Ketua Bidang Organisasi BPP HIPMI (Himpunan Pengusaha Muda Indonesia) Anggawira menilai kasus SMS yang dituding sebagai sebuah ancaman dari Chairman and CEO MNC Group Hary Tanoesoedibjo kepada Jaksa Yulianto menimbulkan polemik di masyarakat
“Kasus ini menuai polemik di masyarakat, kejaksan dan polri juga masih ada perbedaan pendapat ujar Anggawira di Jakarta, Rabu, (21/6/2017).
Anggawira juga melihat ada keganjilan dalam kasus SMS Hary Tanoesoedibjo.

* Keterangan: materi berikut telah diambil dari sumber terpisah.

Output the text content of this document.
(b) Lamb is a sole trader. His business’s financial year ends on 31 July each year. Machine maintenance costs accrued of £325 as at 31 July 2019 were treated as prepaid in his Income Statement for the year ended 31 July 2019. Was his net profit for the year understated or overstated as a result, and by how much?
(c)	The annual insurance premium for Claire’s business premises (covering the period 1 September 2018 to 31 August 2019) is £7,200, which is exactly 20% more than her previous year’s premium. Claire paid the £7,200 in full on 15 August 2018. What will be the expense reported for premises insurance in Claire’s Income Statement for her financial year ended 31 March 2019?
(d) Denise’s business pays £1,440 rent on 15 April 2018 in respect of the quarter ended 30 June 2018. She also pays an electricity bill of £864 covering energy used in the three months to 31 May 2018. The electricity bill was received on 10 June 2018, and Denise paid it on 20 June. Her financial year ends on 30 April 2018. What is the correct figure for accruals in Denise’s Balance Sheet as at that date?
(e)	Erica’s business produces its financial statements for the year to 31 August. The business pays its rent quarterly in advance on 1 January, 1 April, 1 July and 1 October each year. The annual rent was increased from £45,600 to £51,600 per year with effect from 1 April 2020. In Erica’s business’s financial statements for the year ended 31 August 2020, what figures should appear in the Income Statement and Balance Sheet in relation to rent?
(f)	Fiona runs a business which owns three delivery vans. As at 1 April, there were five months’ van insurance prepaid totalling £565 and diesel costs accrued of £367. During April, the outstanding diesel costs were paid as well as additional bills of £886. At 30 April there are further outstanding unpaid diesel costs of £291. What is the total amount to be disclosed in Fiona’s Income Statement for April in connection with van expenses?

Pasalnya pengusaha sekaligus Ketua Umum Partai Perindo tersebut langsung dijadikan tersangka oleh Kejaksaan tanpa menunggu proses dari kepolisian terlebih dahulu untuk menyelidikinya.
“Seharusnya Kejaksaan dapat bertindak lebih bijakasana melihat secara komprehensif jangan sampai ada kesan abuse of power yang ditangkap masyarakat. Hal ini jelas akan merugikan pemerintah," ujar Anggawira.

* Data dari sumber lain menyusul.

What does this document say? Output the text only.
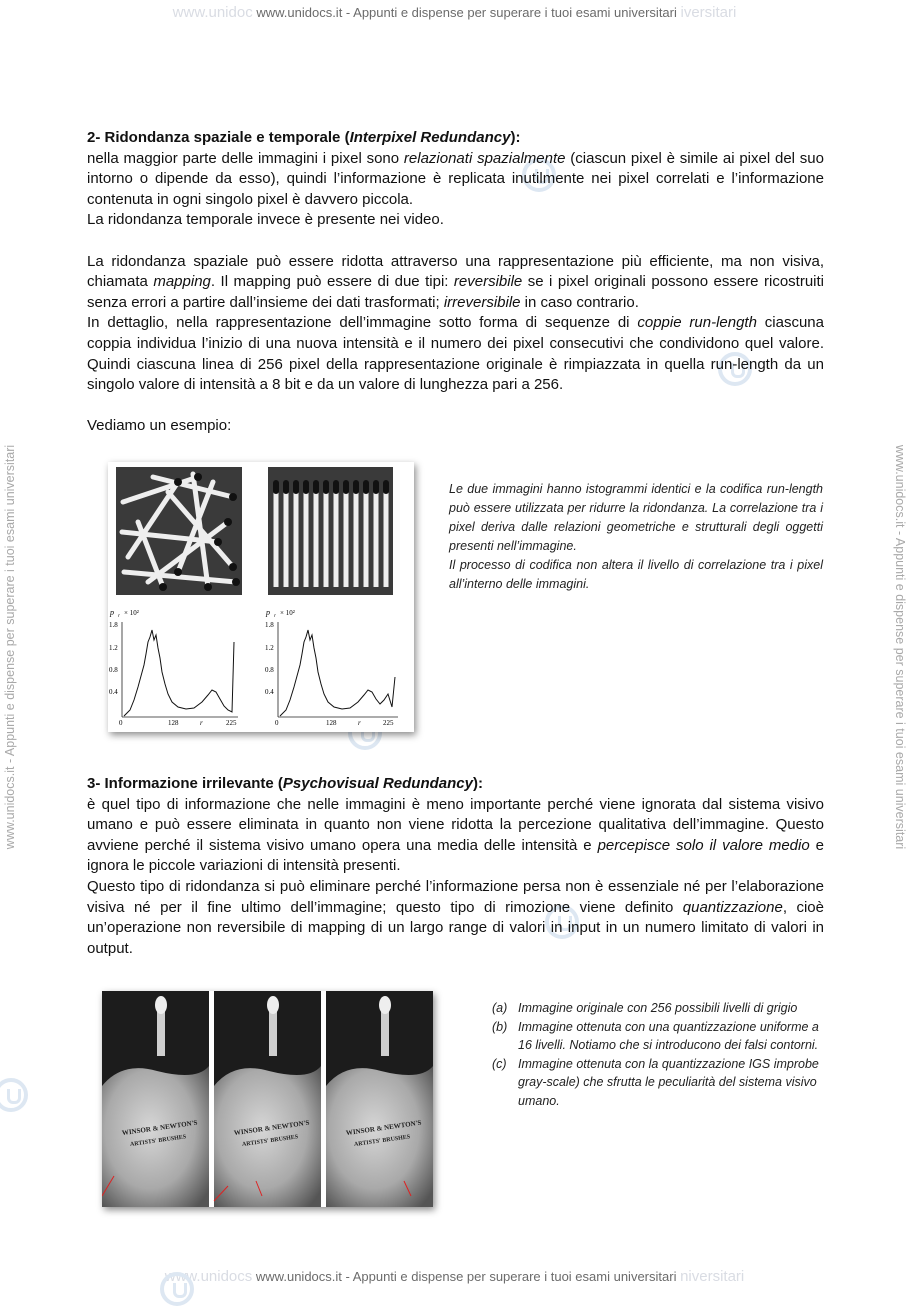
www.unidoc www.unidocs.it - Appunti e dispense per superare i tuoi esami universitari iversitari
www.unidocs www.unidocs.it - Appunti e dispense per superare i tuoi esami universitari niversitari
www.unidocs.it - Appunti e dispense per superare i tuoi esami universitari	www.unidocs.it - Appunti e dispense per superare i tuoi esami universitari
2- Ridondanza spaziale e temporale (Interpixel Redundancy):

nella maggior parte delle immagini i pixel sono relazionati spazialmente (ciascun pixel è simile ai pixel del suo intorno o dipende da esso), quindi l’informazione è replicata inutilmente nei pixel correlati e l’informazione contenuta in ogni singolo pixel è davvero piccola.

La ridondanza temporale invece è presente nei video.

La ridondanza spaziale può essere ridotta attraverso una rappresentazione più efficiente, ma non visiva, chiamata mapping. Il mapping può essere di due tipi: reversibile se i pixel originali possono essere ricostruiti senza errori a partire dall’insieme dei dati trasformati; irreversibile in caso contrario.

In dettaglio, nella rappresentazione dell’immagine sotto forma di sequenze di coppie run-length ciascuna coppia individua l’inizio di una nuova intensità e il numero dei pixel consecutivi che condividono quel valore. Quindi ciascuna linea di 256 pixel della rappresentazione originale è rimpiazzata in quella run-length da un singolo valore di intensità a 8 bit e da un valore di lunghezza pari a 256.

Vediamo un esempio:

p r × 10²
1.8
1.2
0.8
0.4
0	128	r	225
p r × 10²
1.8
1.2
0.8
0.4
0	128	r	225

Le due immagini hanno istogrammi identici e la codifica run-length può essere utilizzata per ridurre la ridondanza. La correlazione tra i pixel deriva dalle relazioni geometriche e strutturali degli oggetti presenti nell’immagine.

Il processo di codifica non altera il livello di correlazione tra i pixel all’interno delle immagini.

3- Informazione irrilevante (Psychovisual Redundancy):

è quel tipo di informazione che nelle immagini è meno importante perché viene ignorata dal sistema visivo umano e può essere eliminata in quanto non viene ridotta la percezione qualitativa dell’immagine. Questo avviene perché il sistema visivo umano opera una media delle intensità e percepisce solo il valore medio e ignora le piccole variazioni di intensità presenti.

Questo tipo di ridondanza si può eliminare perché l’informazione persa non è essenziale né per l’elaborazione visiva né per il fine ultimo dell’immagine; questo tipo di rimozione viene definito quantizzazione, cioè un’operazione non reversibile di mapping di un largo range di valori in input in un numero limitato di valori in output.

WINSOR & NEWTON'S
ARTISTS' BRUSHES
WINSOR & NEWTON'S
ARTISTS' BRUSHES
WINSOR & NEWTON'S
ARTISTS' BRUSHES
(a) Immagine originale con 256 possibili livelli di grigio
(b) Immagine ottenuta con una quantizzazione uniforme a 16 livelli. Notiamo che si introducono dei falsi contorni.
(c) Immagine ottenuta con la quantizzazione IGS improbe gray-scale) che sfrutta le peculiarità del sistema visivo umano.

Baca Juga: Kasus Mobile 8, Hary Tanoe Tak Penuhi Panggilan Kejagung
Sebagaimana diketahui kasus ini bermula ketika Jaksa Yulianto melaporkan Harry Tanoe ke Bareskrim Polri pada 28 Januari 2016 atas tuduhan melanggar Pasal 28 UU ITE. SMS yang dikirimkan Harry Tanoe kepadanya pada 5 Januari 2016 dianggap Jaksa Yulianto sebagai ancaman.

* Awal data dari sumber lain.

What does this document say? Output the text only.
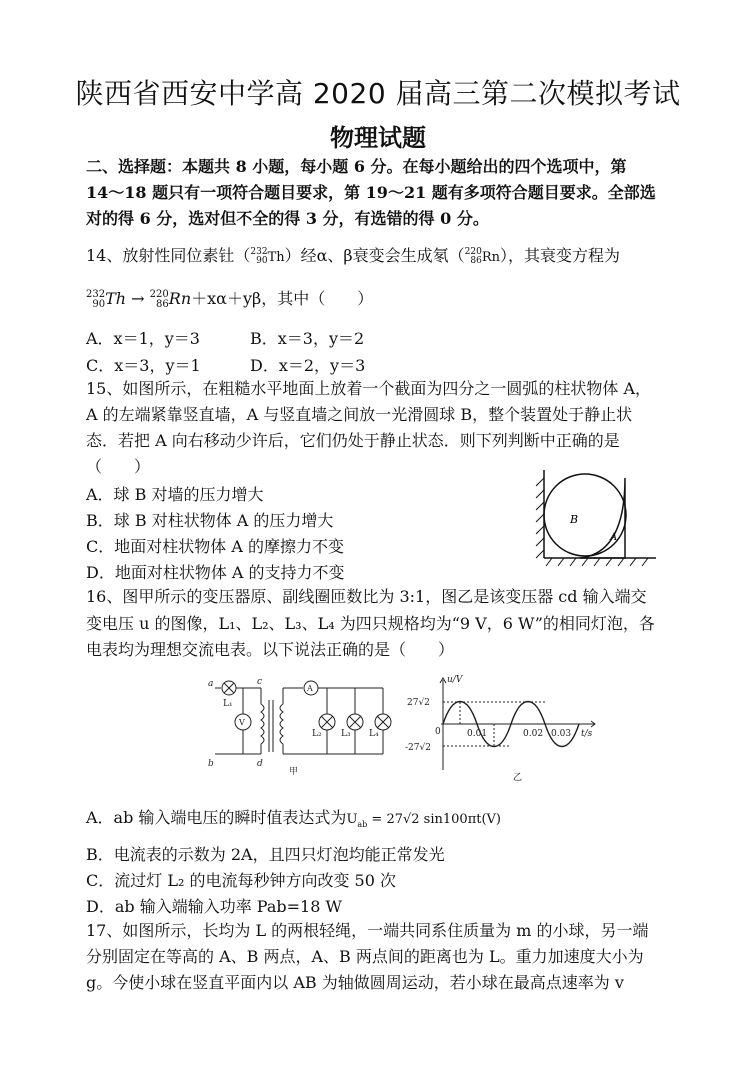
陕西省西安中学高 2020 届高三第二次模拟考试
物理试题
二、选择题：本题共 8 小题，每小题 6 分。在每小题给出的四个选项中，第
14～18 题只有一项符合题目要求，第 19～21 题有多项符合题目要求。全部选
对的得 6 分，选对但不全的得 3 分，有选错的得 0 分。
14、放射性同位素钍（232
90Th）经α、β衰变会生成氡（220
86Rn），其衰变方程为
232
90Th → 220
86Rn＋xα＋yβ，其中（　　）
A．x＝1，y＝3	B．x＝3，y＝2
C．x＝3，y＝1	D．x＝2，y＝3
15、如图所示，在粗糙水平地面上放着一个截面为四分之一圆弧的柱状物体 A，
A 的左端紧靠竖直墙，A 与竖直墙之间放一光滑圆球 B，整个装置处于静止状
态．若把 A 向右移动少许后，它们仍处于静止状态．则下列判断中正确的是
（　　）
A．球 B 对墙的压力增大
B．球 B 对柱状物体 A 的压力增大
C．地面对柱状物体 A 的摩擦力不变
D．地面对柱状物体 A 的支持力不变
B
A
16、图甲所示的变压器原、副线圈匝数比为 3:1，图乙是该变压器 cd 输入端交
变电压 u 的图像，L₁、L₂、L₃、L₄ 为四只规格均为“9 V，6 W”的相同灯泡，各
电表均为理想交流电表。以下说法正确的是（　　）
a
b
c
d
L₁
V
A
L₂ L₃ L₄
甲
u/V
27√2
-27√2
0	0.01	0.02 0.03 t/s
乙
A．ab 输入端电压的瞬时值表达式为$U_{ab} = 27√2$ sin100πt(V)
B．电流表的示数为 2A，且四只灯泡均能正常发光
C．流过灯 L₂ 的电流每秒钟方向改变 50 次
D．ab 输入端输入功率 Pab=18 W
17、如图所示，长均为 L 的两根轻绳，一端共同系住质量为 m 的小球，另一端
分别固定在等高的 A、B 两点，A、B 两点间的距离也为 L。重力加速度大小为
g。今使小球在竖直平面内以 AB 为轴做圆周运动，若小球在最高点速率为 v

Tak cukup bukti, kasus itu tidak ditindaklanjuti. Kini setelah 1,5 tahun kasus tersebut kembali diangkat. Harry Tanoe dipanggil Bareskrim Polri untuk dimintai keterangan terkait SMS itu pada Senin 12 Juni pagi dan berstatus sebagai saksi terlapor.